Efendi: “Yaşasın diye bağırıyorsunuz da…”

Muhsin: “Elbette… (Eliyle muhallebici tarafını göstererek) Oradan gelen sese cevap verdik. O ‘Yaşasın!’ diye bağırırken biz ‘Ölsün!’ diyemeyiz ya?”

Karşı karşıya dükkânlardan iki kuyumcu Ermeni:

“Karabet Ağa!”

“Bundayım (buradayım)…”

“Kırmızı baryağın hazırdır?”

“He, içerde alesta durayor.”

“Çek dükkânın önüne…”

“Ne var ki?”

“Yine uğurlu bir iş olmuş. ‘Yaşasın!’ bağırorlar.”

“Türkler için uğurlu olan bize uğursuz gelir, bilmezsin?”

“Ağzının kaytanını çek, eski vakitler geçti.”

“…”

“Sus ol diyorum sana… Luit Corç13 düştüyse artık bizi (bizim) için Yavropa’da (Avrupa’da) bıngır bıngır patırtı edecek kimse kalmadı.”

İki efendi birbirine:

“Ah birader, ah…Tarihin dönüm yerindeyiz.”

Muhsin, bu yanık konuşmayı işiterek: “Duydunuz mu?”

Ötekiler:

“Neyi?”

“Tarihin dönüm yerinde imişiz.”

Maşuk: “Ne demek o? Ben bu lafı gazetelerde de okuyorum, bir şey anlamıyorum.”

Muhsin: “Ulan avanak, bilmiyor musun? Sultan Ahmet’teki dönüm yerinde şimdiye kadar kaç tramvay arabası devrildi. Otomobiller hep dönüm yerinde adam çiğner, birbirine çatar. Vapurlar hep Sarayburnu’nda çarpışır, karaya oturur. Yankesiciler hep Karaköy’ün poğaçacı köşesinde iş görürler. Ne bela çıkarsa dönüm yerlerinde çıkar.”

Maşuk: “Kuyumcuların camekânlarından bahsediyordum, lafımı kestiniz.”

Muhsin: “Kuyumcu değiliz, elmastan çakmayız. Mücevher alacak paramız yok. Kuyumcu camekânlarıyla ne alışverişimiz olabilir? Bunlar ziynet eşyasıdır, karın doyurmaz.”

Maşuk: “Karın doyurmaz mı? Vay andavallı… Ulan, kaç yüz zavallı aç bunlara bakıp da içini çekiyor, biliyor musun?”

Muhsin: “Karnım açken bir pırlanta iğneye ne kadar baksam ağzım sulanmaz. Parasız günlerimde bir döner kebabının önünden geçerken kokusuyla bayılırım.

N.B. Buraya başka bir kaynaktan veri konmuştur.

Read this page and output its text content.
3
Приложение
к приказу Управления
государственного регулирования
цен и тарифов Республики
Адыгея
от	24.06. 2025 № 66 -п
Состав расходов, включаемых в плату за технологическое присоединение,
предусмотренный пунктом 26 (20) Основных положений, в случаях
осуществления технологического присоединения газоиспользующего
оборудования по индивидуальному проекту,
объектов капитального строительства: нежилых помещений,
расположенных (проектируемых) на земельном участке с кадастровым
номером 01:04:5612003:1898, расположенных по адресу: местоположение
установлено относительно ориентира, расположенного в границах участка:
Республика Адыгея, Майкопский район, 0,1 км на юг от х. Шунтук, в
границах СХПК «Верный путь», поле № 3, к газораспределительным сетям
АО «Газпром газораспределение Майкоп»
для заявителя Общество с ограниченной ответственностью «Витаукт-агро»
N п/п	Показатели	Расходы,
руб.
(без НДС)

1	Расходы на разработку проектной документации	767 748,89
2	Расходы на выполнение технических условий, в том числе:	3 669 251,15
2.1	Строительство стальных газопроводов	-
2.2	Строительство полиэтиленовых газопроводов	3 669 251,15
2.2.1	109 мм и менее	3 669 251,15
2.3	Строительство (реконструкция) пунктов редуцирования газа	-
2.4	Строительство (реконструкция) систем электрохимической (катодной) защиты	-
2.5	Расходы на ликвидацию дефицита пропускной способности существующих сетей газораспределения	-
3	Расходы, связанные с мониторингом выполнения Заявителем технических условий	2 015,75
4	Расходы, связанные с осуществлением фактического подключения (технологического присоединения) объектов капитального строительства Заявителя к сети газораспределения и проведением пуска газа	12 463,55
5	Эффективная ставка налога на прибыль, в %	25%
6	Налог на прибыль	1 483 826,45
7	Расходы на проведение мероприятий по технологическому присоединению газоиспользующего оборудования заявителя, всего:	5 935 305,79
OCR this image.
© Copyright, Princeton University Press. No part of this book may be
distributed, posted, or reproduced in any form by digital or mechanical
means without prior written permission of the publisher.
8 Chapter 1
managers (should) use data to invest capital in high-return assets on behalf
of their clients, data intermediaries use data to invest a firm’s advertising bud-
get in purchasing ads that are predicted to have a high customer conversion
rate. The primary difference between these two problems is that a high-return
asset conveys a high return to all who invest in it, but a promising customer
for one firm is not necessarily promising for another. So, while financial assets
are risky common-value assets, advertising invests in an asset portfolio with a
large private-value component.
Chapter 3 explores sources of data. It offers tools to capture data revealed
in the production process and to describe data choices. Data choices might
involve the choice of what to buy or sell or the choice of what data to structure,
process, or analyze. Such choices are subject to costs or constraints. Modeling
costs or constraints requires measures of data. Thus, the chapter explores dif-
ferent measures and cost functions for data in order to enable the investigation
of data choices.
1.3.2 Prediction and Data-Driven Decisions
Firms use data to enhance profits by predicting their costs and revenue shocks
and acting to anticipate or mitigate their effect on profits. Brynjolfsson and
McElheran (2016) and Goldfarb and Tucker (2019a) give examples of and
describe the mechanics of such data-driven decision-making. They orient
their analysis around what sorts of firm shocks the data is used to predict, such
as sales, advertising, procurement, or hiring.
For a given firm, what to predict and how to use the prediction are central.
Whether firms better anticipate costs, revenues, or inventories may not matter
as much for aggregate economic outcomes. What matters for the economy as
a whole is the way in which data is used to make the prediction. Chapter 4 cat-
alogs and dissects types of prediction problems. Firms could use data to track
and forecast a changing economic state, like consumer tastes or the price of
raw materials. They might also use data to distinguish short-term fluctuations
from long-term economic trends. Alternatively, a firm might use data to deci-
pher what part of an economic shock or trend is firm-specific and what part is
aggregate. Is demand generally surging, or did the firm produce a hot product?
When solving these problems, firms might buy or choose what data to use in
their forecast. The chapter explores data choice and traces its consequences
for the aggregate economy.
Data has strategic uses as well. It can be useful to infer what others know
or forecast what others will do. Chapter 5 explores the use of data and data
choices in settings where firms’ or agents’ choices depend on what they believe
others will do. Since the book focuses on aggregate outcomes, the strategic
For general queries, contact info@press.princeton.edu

Onun yağlarıyla beraber benim de dudaklarımdan şıpır şıpır salyalar damlar.”

Veysi: “Tarikat-ı kebabiyeden14 bu yanık Mevlevi’ye benim de ağzım sulanır.”

Muhsin: “İnsan bir şeye imrenince niçin sulanır?”

Maşuk: “Lafımı kesme be…”

Veysi: “Zaten döner kebabının kokuta kokuta sokakta pişirilmesinin hikmeti herkesi imrendirip de yedirmek içindir.”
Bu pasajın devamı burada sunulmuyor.